L’Esercito della Salvezza

Proprio ieri (che tempismo!) Tiana Watts-PorterIl reclutatore tecnico di Microsoft, ha esortato i dipendenti Tesla a “fuggire” dalle catene degli uffici in un post su Linkedin, che è stato successivamente cancellato.

“Qui a Microsoft e ai nostri affiliati LinkedIn e GitHub offriamo TUTTE LE OPZIONI!” Ha sottolineato. Anche lavorare da casa, ovviamente.

Perché questo, signori, è il prossimo campo di battaglia. Perché le persone non sono un costo, ma un valore: e se la nuova consapevolezza porta persone meno presenti in ufficio, ugualmente presenti sul lavoro ma più presenti nella vita familiare, questa è una tendenza.

Una tendenza che può ribaltare un atavico ricatto: quello del “se te ne vai, ce ne sono altri che prenderanno subito il tuo posto”.

No signore. Se davvero mi vuoi in ufficio, in questo caso, ci sono altre aziende che accetteranno il mio lavoro da remoto.
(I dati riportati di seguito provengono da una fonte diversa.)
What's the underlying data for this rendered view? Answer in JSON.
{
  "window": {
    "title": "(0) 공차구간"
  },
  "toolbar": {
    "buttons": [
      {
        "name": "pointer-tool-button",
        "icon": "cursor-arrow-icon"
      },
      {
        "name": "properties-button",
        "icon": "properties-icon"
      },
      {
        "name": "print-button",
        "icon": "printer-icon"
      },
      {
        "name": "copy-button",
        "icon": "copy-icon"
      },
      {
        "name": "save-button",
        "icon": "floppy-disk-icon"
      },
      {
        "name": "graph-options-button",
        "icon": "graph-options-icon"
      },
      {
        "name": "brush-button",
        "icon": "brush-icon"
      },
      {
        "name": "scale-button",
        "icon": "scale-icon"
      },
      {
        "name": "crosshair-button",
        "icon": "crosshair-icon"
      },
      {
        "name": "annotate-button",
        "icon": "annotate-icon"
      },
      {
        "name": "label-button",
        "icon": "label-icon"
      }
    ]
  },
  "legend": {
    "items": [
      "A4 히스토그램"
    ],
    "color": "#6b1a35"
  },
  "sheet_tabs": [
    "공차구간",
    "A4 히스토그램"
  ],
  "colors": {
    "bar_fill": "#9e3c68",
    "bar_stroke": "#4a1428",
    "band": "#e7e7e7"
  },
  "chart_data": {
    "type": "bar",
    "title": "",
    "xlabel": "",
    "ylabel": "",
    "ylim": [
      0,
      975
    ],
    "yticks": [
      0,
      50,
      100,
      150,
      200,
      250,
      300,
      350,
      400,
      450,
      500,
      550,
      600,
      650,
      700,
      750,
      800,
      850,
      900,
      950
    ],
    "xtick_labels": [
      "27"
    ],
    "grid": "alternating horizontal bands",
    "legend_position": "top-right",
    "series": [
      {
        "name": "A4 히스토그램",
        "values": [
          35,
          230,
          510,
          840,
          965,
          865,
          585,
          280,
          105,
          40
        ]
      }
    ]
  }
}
persone incatenate in ufficio
Vogliamo che questa sia la norma? Una foto del personale della Huawei Songshan Lake Base a Dongguan, nel sud della Cina. Tutti bellissimi presenti in ufficio Crediti: Mail giornaliera

Non serve Musk per ribadire l’ovvio, si può fare anche senza un ufficio

Nessuno propone che i dipendenti possano avere saldatori industriali da casa, ma anche le automobili non significano solo lavorare sulla linea di produzione. Ruoli come la progettazione e l’ingegneria utilizzano software per computer per sviluppare progetti e sistemi di veicoli, impiegando molte abilità diverse.

E vogliamo parlare di marketing, sviluppo aziendale, contabilità, risorse umane, finanza e una miriade di altri ruoli? Nessuno di questi ha BISOGNO di un ufficio fisico. Musk può decidere cosa fare della sua vita dall’alto dei suoi miliardi, ma è importante anche la vita dei genitori, dei tutori, dei cittadini bisognosi. di equilibrio nella loro esistenza.